Nombreux sont les travaux qui dépeignent le siècle précédent à l’aune des violences extrêmes qui s’y sont exercées. Parmi ceux-ci, côté français, retenons trois exemples. Dans leur présentation de l’ouvrage collectif, Le XXe siècle des guerres. Modernité et barbarie, les coordinateurs de cette somme de 600 pages annoncent : « Avec le 60e anniversaire du Débarquement, le temps est peut-être venu d’une histoire européenne de la guerre. L’occasion est favorable au moins à un retour historique et historiographique sur un siècle marqué par la guerre et les destructions massives » (Causarano et al., 2004)(1). Et pour évoquer les guerres de ce siècle, ou plus justement ce siècle de guerres, détour est fait par la guerre de Sécession et les guerres coloniales de la fin du XIXe siècle, de même que sont prises en compte les périodes de paix encadrant celles des crises. Ceci afin de comprendre la violence non en la considérant comme un moment charnière ou transitoire, mais en faisant d’elle le symptôme ou l’incarnation d’une période où la démesure côtoierait l’atrocité. Même approche pour Bernard Bruneteau qui, dans Le siècle des génocides. Violences, massacres et processus génocidaires de l’Arménie au Rwanda (2004), relit le XXe siècle en se fondant sur la catégorie « génocide », due à Raphael Lemkin et adoptée par l’onu le 9 décembre 1948. Enfin, on doit à Jacques Sémelin la tentative de définir au plus près certaines notions telles celles de « crime de masse » ou de « violence extrême ». Et si, dans Purifier et détruire. Usages politiques des massacres et génocides (2005), la question du génocide apparaît tardivement pour faire l’objet d’une approche critique, on voit que les instrumentalisations de celle-ci dans l’histoire – et sur lesquelles l’auteur revient – accordent néanmoins au génocide des Juifs le statut de référence incontournable pour appréhender les faits sanglants du XXe siècle. Évidemment, tout meurtre de masse n’est pas génocidaire mais le fait d’accoler le terme aux « violences extrêmes » qui ont marqué ce siècle (telles celles de l’ex-Yougoslavie) prouve combien il est difficile de s’abstraire du cadre référentiel que représente la Shoah. D’ailleurs, depuis la fin des années 90, sont conduites dans le monde anglo-saxon des études s’inscrivant au cœur des Holocaust and Genocide Studies qui, explicitement, tracent une filiation entre l’extermination des juifs et celle relative à d’autres populations.
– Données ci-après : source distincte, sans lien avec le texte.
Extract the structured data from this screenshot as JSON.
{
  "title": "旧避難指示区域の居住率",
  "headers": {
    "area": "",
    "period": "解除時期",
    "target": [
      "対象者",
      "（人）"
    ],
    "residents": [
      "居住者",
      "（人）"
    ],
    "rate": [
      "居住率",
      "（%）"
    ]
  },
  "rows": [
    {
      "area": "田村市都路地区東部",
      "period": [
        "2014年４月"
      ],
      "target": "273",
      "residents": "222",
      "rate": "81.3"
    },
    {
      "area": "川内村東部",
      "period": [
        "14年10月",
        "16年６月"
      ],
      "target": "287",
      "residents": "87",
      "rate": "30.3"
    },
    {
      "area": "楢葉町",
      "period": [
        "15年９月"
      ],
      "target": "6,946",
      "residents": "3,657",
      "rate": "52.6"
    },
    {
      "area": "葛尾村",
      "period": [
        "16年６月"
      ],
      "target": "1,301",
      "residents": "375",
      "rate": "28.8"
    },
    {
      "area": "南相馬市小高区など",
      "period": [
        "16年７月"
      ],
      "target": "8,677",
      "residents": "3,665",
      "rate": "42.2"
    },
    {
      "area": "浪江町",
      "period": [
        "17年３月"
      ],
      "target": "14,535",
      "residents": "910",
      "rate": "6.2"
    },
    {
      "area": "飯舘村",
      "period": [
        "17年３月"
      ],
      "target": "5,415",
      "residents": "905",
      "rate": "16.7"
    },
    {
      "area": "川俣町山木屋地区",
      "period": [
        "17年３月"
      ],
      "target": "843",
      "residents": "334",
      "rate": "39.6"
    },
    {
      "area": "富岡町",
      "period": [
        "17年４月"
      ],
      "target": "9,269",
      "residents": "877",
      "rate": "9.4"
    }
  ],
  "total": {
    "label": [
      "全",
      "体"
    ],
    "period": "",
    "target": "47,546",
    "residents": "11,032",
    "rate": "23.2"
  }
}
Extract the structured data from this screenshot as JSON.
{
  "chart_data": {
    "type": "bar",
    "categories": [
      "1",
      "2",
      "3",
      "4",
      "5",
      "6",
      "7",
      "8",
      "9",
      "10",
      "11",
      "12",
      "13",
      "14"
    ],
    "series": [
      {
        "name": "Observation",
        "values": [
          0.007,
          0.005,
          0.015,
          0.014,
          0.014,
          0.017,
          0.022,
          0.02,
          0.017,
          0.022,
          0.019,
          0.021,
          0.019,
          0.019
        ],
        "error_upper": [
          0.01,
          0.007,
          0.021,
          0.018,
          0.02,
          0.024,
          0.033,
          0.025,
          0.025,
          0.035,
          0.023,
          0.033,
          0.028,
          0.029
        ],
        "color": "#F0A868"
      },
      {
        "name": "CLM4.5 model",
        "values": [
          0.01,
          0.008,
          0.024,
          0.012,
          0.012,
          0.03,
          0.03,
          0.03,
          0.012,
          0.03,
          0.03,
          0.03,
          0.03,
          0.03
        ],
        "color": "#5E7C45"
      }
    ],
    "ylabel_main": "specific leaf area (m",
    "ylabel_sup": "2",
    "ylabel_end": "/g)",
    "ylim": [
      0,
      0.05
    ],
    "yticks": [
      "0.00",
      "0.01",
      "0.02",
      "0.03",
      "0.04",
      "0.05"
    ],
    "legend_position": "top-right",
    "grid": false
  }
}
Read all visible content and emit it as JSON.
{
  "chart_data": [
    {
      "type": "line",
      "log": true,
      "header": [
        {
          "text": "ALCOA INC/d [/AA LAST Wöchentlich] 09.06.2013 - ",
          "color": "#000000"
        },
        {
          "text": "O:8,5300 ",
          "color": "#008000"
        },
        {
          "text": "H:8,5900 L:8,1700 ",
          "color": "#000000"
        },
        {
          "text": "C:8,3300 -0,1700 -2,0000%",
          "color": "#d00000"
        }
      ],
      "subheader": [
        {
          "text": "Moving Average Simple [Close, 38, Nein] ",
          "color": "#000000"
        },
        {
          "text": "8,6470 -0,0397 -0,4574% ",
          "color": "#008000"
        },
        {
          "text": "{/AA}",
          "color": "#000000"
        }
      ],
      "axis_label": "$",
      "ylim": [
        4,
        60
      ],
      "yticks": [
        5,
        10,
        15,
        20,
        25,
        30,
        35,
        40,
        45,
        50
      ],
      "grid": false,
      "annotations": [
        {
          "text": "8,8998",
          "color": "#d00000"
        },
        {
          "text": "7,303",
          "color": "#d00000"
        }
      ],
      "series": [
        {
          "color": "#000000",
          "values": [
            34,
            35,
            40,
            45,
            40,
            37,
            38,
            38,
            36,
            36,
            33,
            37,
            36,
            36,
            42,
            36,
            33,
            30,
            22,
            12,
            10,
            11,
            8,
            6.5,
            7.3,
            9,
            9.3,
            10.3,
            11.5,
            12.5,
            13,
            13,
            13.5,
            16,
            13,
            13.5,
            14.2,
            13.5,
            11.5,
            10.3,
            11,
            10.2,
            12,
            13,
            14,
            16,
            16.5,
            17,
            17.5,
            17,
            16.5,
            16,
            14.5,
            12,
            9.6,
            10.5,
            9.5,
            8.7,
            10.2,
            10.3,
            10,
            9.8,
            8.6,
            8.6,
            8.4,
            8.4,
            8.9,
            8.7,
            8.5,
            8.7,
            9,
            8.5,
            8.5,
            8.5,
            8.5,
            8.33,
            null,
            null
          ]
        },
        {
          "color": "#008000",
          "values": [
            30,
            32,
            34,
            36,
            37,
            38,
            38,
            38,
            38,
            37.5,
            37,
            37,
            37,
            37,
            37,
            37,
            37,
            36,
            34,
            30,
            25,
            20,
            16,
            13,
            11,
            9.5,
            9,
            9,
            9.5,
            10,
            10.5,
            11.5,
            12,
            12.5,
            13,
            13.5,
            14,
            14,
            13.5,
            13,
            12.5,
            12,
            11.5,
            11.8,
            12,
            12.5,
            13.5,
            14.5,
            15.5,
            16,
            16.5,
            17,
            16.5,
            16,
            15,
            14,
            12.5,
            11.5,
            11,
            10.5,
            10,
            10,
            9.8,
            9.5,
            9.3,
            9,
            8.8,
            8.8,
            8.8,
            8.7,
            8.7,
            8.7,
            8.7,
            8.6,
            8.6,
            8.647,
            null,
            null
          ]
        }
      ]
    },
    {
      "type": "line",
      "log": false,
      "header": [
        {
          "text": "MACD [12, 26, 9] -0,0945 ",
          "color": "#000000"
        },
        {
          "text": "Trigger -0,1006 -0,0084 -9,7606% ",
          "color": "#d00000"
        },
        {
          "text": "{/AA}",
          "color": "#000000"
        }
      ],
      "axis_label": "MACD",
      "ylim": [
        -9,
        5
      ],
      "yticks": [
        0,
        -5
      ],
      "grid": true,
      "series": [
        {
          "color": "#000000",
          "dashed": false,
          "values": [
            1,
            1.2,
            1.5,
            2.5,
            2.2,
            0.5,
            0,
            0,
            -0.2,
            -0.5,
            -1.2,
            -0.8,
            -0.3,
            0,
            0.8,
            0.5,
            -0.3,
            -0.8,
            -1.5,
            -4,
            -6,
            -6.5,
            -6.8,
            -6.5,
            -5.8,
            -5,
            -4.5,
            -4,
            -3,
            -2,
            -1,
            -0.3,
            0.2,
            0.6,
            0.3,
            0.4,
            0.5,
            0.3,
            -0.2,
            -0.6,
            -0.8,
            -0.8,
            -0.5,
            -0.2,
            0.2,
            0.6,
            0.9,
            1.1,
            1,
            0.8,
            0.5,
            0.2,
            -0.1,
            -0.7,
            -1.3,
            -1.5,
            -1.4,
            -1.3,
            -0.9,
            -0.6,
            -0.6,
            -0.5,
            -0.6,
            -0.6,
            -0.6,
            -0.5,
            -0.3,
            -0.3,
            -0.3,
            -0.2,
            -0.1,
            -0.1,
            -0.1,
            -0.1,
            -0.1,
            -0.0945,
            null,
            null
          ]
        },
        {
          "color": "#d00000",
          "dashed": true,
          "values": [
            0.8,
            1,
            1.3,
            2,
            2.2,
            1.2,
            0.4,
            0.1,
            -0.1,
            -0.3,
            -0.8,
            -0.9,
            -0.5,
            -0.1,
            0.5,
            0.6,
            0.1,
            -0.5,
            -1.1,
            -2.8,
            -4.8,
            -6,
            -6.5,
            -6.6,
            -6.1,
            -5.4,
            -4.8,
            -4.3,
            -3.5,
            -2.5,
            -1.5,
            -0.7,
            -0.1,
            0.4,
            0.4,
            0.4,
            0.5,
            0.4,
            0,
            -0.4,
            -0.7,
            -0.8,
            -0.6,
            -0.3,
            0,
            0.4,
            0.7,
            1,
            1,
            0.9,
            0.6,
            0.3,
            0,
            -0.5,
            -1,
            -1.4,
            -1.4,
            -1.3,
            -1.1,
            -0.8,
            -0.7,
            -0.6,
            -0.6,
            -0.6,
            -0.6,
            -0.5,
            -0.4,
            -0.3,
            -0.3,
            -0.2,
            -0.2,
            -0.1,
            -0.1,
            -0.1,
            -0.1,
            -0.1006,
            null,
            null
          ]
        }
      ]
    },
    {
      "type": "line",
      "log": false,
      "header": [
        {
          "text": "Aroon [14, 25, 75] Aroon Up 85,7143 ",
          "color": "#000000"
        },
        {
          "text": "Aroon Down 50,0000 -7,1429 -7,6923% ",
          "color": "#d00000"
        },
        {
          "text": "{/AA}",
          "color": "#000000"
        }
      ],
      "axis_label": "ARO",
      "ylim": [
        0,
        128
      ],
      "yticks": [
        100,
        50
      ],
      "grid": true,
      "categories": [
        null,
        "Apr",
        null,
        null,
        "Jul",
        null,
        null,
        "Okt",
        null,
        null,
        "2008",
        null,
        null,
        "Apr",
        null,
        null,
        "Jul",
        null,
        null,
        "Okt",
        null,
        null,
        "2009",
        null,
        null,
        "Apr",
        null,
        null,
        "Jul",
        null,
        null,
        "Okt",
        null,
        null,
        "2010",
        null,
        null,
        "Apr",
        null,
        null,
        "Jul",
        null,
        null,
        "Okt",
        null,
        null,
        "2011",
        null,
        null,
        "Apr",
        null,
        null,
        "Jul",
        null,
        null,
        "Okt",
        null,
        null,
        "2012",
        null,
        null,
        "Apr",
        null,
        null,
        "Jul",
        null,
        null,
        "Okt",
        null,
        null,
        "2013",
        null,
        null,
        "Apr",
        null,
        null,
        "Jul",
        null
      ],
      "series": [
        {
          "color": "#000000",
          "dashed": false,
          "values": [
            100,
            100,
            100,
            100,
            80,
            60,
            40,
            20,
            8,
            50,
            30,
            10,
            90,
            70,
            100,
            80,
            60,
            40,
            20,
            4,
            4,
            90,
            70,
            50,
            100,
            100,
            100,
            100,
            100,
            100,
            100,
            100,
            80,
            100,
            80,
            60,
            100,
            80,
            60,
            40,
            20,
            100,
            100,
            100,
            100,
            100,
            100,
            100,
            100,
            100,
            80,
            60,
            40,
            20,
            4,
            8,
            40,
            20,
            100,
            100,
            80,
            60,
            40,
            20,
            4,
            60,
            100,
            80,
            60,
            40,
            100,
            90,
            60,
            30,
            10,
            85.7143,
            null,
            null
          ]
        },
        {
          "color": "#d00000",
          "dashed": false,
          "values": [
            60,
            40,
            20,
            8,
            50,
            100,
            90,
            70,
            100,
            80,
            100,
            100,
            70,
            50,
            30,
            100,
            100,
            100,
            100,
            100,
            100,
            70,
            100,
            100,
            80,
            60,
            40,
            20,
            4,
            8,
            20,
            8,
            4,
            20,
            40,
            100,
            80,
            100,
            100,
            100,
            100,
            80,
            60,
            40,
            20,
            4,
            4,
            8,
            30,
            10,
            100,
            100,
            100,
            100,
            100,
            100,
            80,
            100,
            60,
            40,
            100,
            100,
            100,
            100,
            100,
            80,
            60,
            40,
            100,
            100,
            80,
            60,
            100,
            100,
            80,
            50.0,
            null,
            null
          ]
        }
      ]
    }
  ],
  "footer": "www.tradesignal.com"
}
Si la question des génocides et/ou des violences extrêmes conduit à interroger des données terminologiques, d’une part, les modalités et le contexte de ces types d’événements, d’autre part, elle conduit aussi à traiter du travail de mémoire articulé à des lieux de violence. À cet égard, on connaît l’ouvrage d’Annette Wieviorka Auschwitz. La mémoire d’un lieu (2005) qui, en inversant – du moins sur le plan lexical – la démarche initiée par Pierre Nora au sujet des lieux de mémoire, engage des investigations qui tournent autour de cette interrogation : que deviennent les lieux d’histoire quand ils ont franchi le seuil de la mémoire ? Ainsi appropriations, controverses, débats, questions identitaires sont-elles quelques-unes des entrées intéressant les chercheurs travaillant dans ce cadre. C’est notamment cette voie qu’une trentaine de chercheurs(2)– français et étrangers ; principalement historiens, spécialistes de littérature, de sciences de l’information et de la communication – a empruntée pendant quatre années pour traiter des processus – et de leur chronologie – consistant à qualifier, disqualifier, requalifier les lieux de détention et de massacre(3).
Si la dette de ce collectif envers Pierre Nora est importante, les apports des recherches coordonnées par ce dernier n’interviennent que pour une part dans leurs travaux. Elle revient à envisager les lieux à la fois dans leur matérialité et immatérialité, ainsi que dans la capacité de ceux-ci à faire en sorte qu’un événement échappe à l’oubli. En revanche, les chercheurs ont suivi une piste moins empruntée : le marquage premier des lieux, qu’il s’agisse de leur localisation et/ou du sens qui leur est attribué, leur qualification donc. Ici, une clarification s’impose. Dans le Trésor de la langue française (tlf), à la définition du mot « qualification »(4), la première occurrence précise qu’il s’agit d’une « action de qualifier quelqu’un ou quelque chose, d’attribuer une qualité avec sa désignation ». Toujours, dans le tlf, mais à la ligne « droit pénal », on peut lire : « Opération consistant à confronter les faits délictueux avec les diverses variétés de faits réprimés par la loi pénale, en leur donnant l’appellation légale qui leur convient ». Quant au terme « qualifier »(5), il correspond à cette définition : « Marquer de telle qualité, caractériser en attribuant une qualité, une appellation, un titre ». Enfin, le terme « disqualifier »(6) est défini ainsi : « Blâmer (quelqu’un), détruire la réputation de (quelqu’un) sur la preuve d’une indélicatesse ou en vue de déshonorer ».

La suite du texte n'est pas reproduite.